Cologne to get two-day digital makeover

  • August 30, 2021
  • Steve Rogerson

Next week, more than 100 locations in the German city of Cologne are going to be digitally transformed for 48 hours.

This is part of the Digital X conference on 7 and 8 September that is due to attract more than 300 speakers including Arnold Schwarzenegger and thousands of expected participants.

The digital initiative will transform more than 100 popular Cologne locations such as pubs and hotels, co-working spaces and design manufactories into infotainment stages of digitisation for 48 hours.

With Digital X, Deutsche Telekom and its partners want to support the gastronomy and hotel industry, which has been massively affected by the pandemic. To this end, the partner companies are inviting Digital X guests to their info events in restaurants, pubs, cafés and bars in four Cologne neighbourhoods.

“With Digital X, we are bringing a bit of normality back to the city of Cologne after a difficult one and a half years of having the pandemic,” said Hagen Rickmann, managing director for business customers at Deutsche Telekom. “We want to look to the future, create positive momentum and get people excited about digitisation.”

The keynotes, expert talks, workshops and interactive presentations will focus on digital technology such as artificial intelligence, 5G, IoT, VR, AR and cloud, which enable sustainable business, drive digital education and support the changing world of work.

Terminator actor Arnold Schwarzenegger, former governor of California, will present his ideas on how digital innovations can be used to combat climate change.

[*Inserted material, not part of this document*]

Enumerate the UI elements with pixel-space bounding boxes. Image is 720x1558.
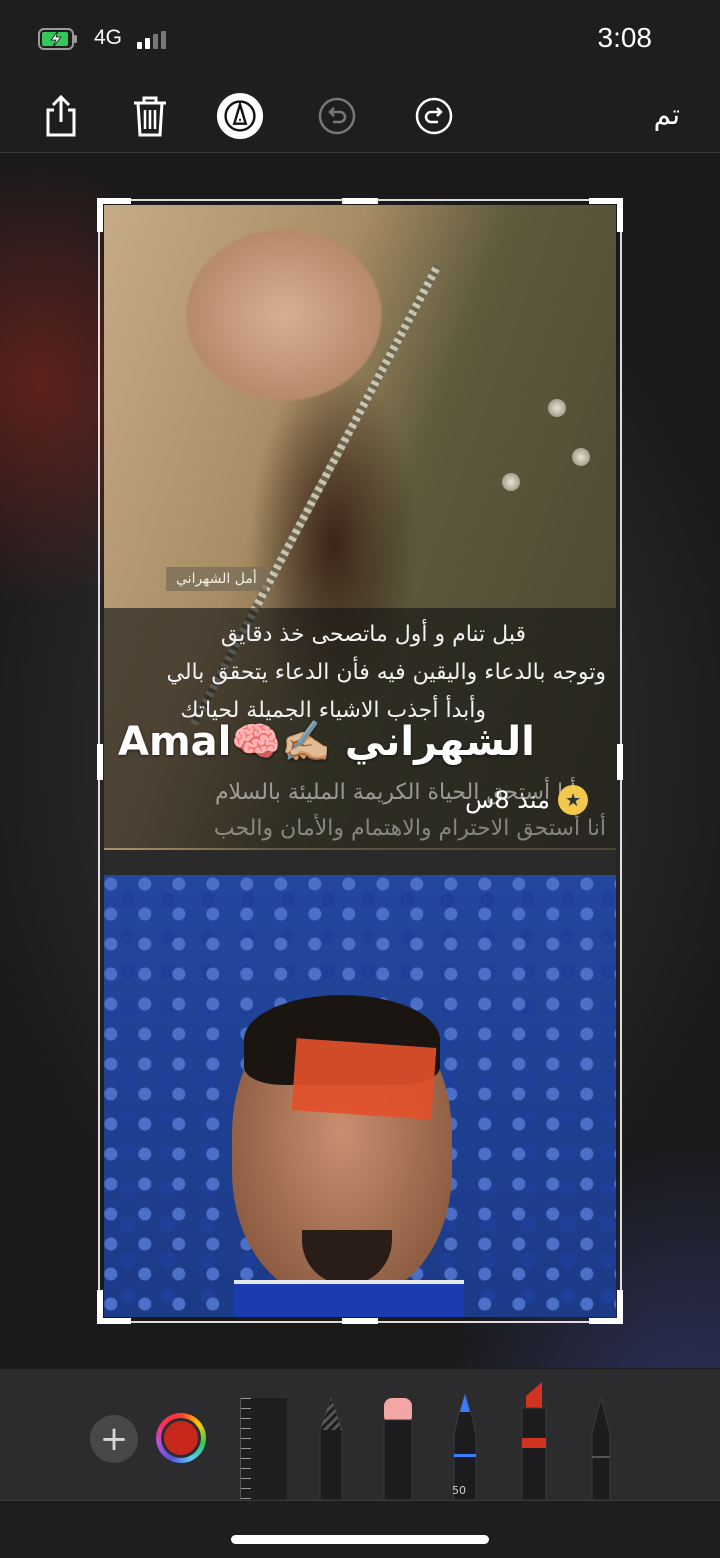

He will be joined by Catalan avant-gardist, dancer and cyborg activist Moon Ribas, who has an earthquake sensor implanted in one foot.

Instead of being held at a central venue with a large stage, Digital X will dive into the heart of Cologne life. The entire programme of workshops, presentations, discussion panels and keynotes will be spread across four neighbourhoods in downtown Cologne with different thematic focuses.

For example, around Colonius, the Cologne telecommunications tower, everything is about inspiration with the latest technologies and innovations. Over-used buzz word disruption is the central theme in the Belgisches Viertel (Belgian Quarter), with a focus on digital education, home office and thrust.

Guests at the Cologne Stadtgarten will experience what the future could look like. And interactive is the motto in the Friesenviertel (Friesian Quarter) with different experiences.

Timotheus Höttges, CEO of Deutsche Telekom, will talk about the challenges of digitisation in small and medium-sized enterprises and the opportunities for a strong Europe. Blockchain queen Shermin Voshmgir will addresses the question of what the future of the internet will look like. The founder of the Institute for Cryptoeconomics at the Vienna University of Economics & Business will look at the interplay between technology, art and social sciences.

Google’s chief innovation evangelist Frederik Pferdt has made it his mission to awaken an innovation mentality in everyone. He will tell the audience why he is convinced that creativity is in everyone. Sabina Jeschke, former board member for digitisation at Deutsche Bahn and professor at RWTH Aachen University, will talk about the three phases of artificial intelligence.

Best-selling author Julia Shaw, forensic psychologist and memory researcher at University College London, will explain how she is using artificial intelligence to try to combat discrimination in business. And maths helper, YouTube star and education expert Daniel Jung, considered a pioneer of digital education systems, will say why he thinks we have missed out on digital education.

The two-day event thrives on exchange and networking on site. Part of the event will also be broadcast live on the Digital X platform on the internet. The platform can be accessed at any time via computer or mobile device.

With its pandemic-compliant concept, Digital X says it will meet the ordinance on protection against Covid infection risks, but warns that short-notice adjustments might happen.